Cayman Islands Premier Alden McLaughlin promised a “two-pronged approach” to resolve the territory’s problems with local unemployment Thursday afternoon during his first address to the Chamber of Commerce’s annual legislative luncheon.
Revisions to the Immigration Law, set to go before the Legislative Assembly next month, are part of that plan. However, the premier cautioned that they were not in themselves employment legislation.
“I urge you as employers to participate in programs … to find Caymanians to fill the vacancies you may have in your businesses,” Mr. McLaughlin told an audience of hundreds at The Ritz-Carlton, Grand Cayman. “If you can give the government the commitment to each employ at least one new Caymanian over the next six to nine months, this would go a long way to reducing unemployment.”
One opportunity looming to assist in getting an estimated 1,900 unemployed Caymanians into suitable jobs is the pending Dec. 9 deadline, where more than 1,500 Term Limit Exemption Permit holders will either have to apply for new work permits or depart.
Mr. McLaughlin said that deadline would help re-employ some Caymanians, but admitted that local citizens were not likely to apply for a number of the positions available.
“Over 900 are jobs as domestics, gardeners or caregivers … which Caymanians have generally expressed little interest in filling,” the premier said.
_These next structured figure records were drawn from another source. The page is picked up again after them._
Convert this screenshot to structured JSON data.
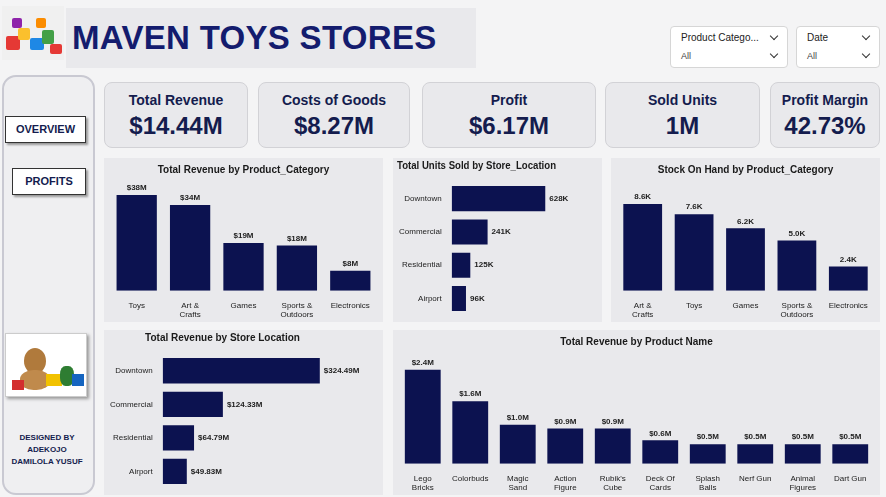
{
  "header": {
    "title": "MAVEN TOYS STORES"
  },
  "filters": [
    {
      "label": "Product Catego...",
      "value": "All"
    },
    {
      "label": "Date",
      "value": "All"
    }
  ],
  "nav": [
    "OVERVIEW",
    "PROFITS"
  ],
  "credit": [
    "DESIGNED BY",
    "ADEKOJO",
    "DAMILOLA YUSUF"
  ],
  "kpis": [
    {
      "label": "Total Revenue",
      "value": "$14.44M"
    },
    {
      "label": "Costs of Goods",
      "value": "$8.27M"
    },
    {
      "label": "Profit",
      "value": "$6.17M"
    },
    {
      "label": "Sold Units",
      "value": "1M"
    },
    {
      "label": "Profit Margin",
      "value": "42.73%"
    }
  ],
  "chart_data": [
    {
      "type": "bar",
      "title": "Total Revenue by Product_Category",
      "categories": [
        "Toys",
        "Art & Crafts",
        "Games",
        "Sports & Outdoors",
        "Electronics"
      ],
      "values": [
        38,
        34,
        19,
        18,
        8
      ],
      "value_labels": [
        "$38M",
        "$34M",
        "$19M",
        "$18M",
        "$8M"
      ],
      "color": "#0c1250",
      "ylim": [
        0,
        40
      ],
      "grid": false,
      "data_labels": true,
      "tick_labels": "x"
    },
    {
      "type": "bar",
      "title": "Total Units Sold by Store_Location",
      "orientation": "horizontal",
      "categories": [
        "Downtown",
        "Commercial",
        "Residential",
        "Airport"
      ],
      "values": [
        628,
        241,
        125,
        96
      ],
      "value_labels": [
        "628K",
        "241K",
        "125K",
        "96K"
      ],
      "color": "#0c1250",
      "xlim": [
        0,
        700
      ],
      "grid": false,
      "data_labels": true,
      "tick_labels": "y"
    },
    {
      "type": "bar",
      "title": "Stock On Hand by Product_Category",
      "categories": [
        "Art & Crafts",
        "Toys",
        "Games",
        "Sports & Outdoors",
        "Electronics"
      ],
      "values": [
        8.6,
        7.6,
        6.2,
        5.0,
        2.4
      ],
      "value_labels": [
        "8.6K",
        "7.6K",
        "6.2K",
        "5.0K",
        "2.4K"
      ],
      "color": "#0c1250",
      "ylim": [
        0,
        10
      ],
      "grid": false,
      "data_labels": true,
      "tick_labels": "x"
    },
    {
      "type": "bar",
      "title": "Total Revenue by Store Location",
      "orientation": "horizontal",
      "categories": [
        "Downtown",
        "Commercial",
        "Residential",
        "Airport"
      ],
      "values": [
        324.49,
        124.33,
        64.79,
        49.83
      ],
      "value_labels": [
        "$324.49M",
        "$124.33M",
        "$64.79M",
        "$49.83M"
      ],
      "color": "#0c1250",
      "xlim": [
        0,
        360
      ],
      "grid": false,
      "data_labels": true,
      "tick_labels": "y"
    },
    {
      "type": "bar",
      "title": "Total Revenue by Product Name",
      "categories": [
        "Lego Bricks",
        "Colorbuds",
        "Magic Sand",
        "Action Figure",
        "Rubik's Cube",
        "Deck Of Cards",
        "Splash Balls",
        "Nerf Gun",
        "Animal Figures",
        "Dart Gun"
      ],
      "values": [
        2.4,
        1.6,
        1.0,
        0.9,
        0.9,
        0.6,
        0.5,
        0.5,
        0.5,
        0.5
      ],
      "value_labels": [
        "$2.4M",
        "$1.6M",
        "$1.0M",
        "$0.9M",
        "$0.9M",
        "$0.6M",
        "$0.5M",
        "$0.5M",
        "$0.5M",
        "$0.5M"
      ],
      "color": "#0c1250",
      "ylim": [
        0,
        2.6
      ],
      "grid": false,
      "data_labels": true,
      "tick_labels": "x"
    }
  ]
}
Just prior to Mr. McLaughlin’s address to the Chamber on Thursday, the board of the Cayman Islands Tourism Association sent out an “urgent” communication to its members, asking them to place work permit jobs coming up for renewal on a website for Caymanian job placement that CITA had created.
According to the two-page letter: “If we don’t do this, or if we are too slow or ineffective in getting real unemployed people into real jobs, our industry can expect to face further increasing pressure, rising criticism, greater difficulties and more refusals in applications for work permits and work permit renewals – even for those jobs that we feel certain there are absolutely no Caymanians available to fill or develop into that role.”
Premier McLaughlin, while appreciating the sentiment expressed in the letter, said the government was not threatening any local companies with being put out of business. He noted that the new immigration bill makes it a criminal offense for companies that do not disclose the fact that a Caymanian or permanent resident had applied for a work permit holder’s position.
Outgoing Chamber President Chris Duggan struck quite a different tone in addressing the audience at the Ritz-Carlton prior to introducing Premier McLaughlin.
“All businesses should be allowed to obtain the required labor that they need,” Mr. Duggan said. “We must not prevent employers from obtaining foreign workers [for jobs where no qualified Caymanian has applied].
“[Cayman’s] population has to grow and it will grow. Putting up roadblocks to hinder development in growth is not the answer.”
Premier McLaughlin pointed to several new initiatives, largely being driven by the private sector, which he expected to increase economic development in the coming years.
Plans to build a new cruise ship berthing facility in George Town and expand Owen Roberts International Airport would be presented to Cabinet next month, he said. In addition, plans for developing new hotels, including a Kimpton along Seven Mile Beach, a Conrad Hilton in Beach Bay and a hotel near the site of the Health City Cayman Islands development were proceeding at pace.
Mr. McLaughlin said Cayman Enterprise City’s special economic zone was also “beginning to live up to its potential,” with more than 80 companies now registered.
He said talks were continuing with the Dart group of companies to “rebalance” some of the aspects for the ForCayman Investment Alliance that had been agreed by the previous United Democratic Party government. The government had no firm plans for what would occur with the George Town landfill site.
He said the upcoming government budget would only include one new tax, the introduction of company directors fees similar to a proposal made – but not implemented – by the previous United Democratic Party government. Mr. McLaughlin did not provide any more specifics at the luncheon.
The government’s new full-year budget is expected to be presented to the Legislative Assembly by next Friday, Oct. 4.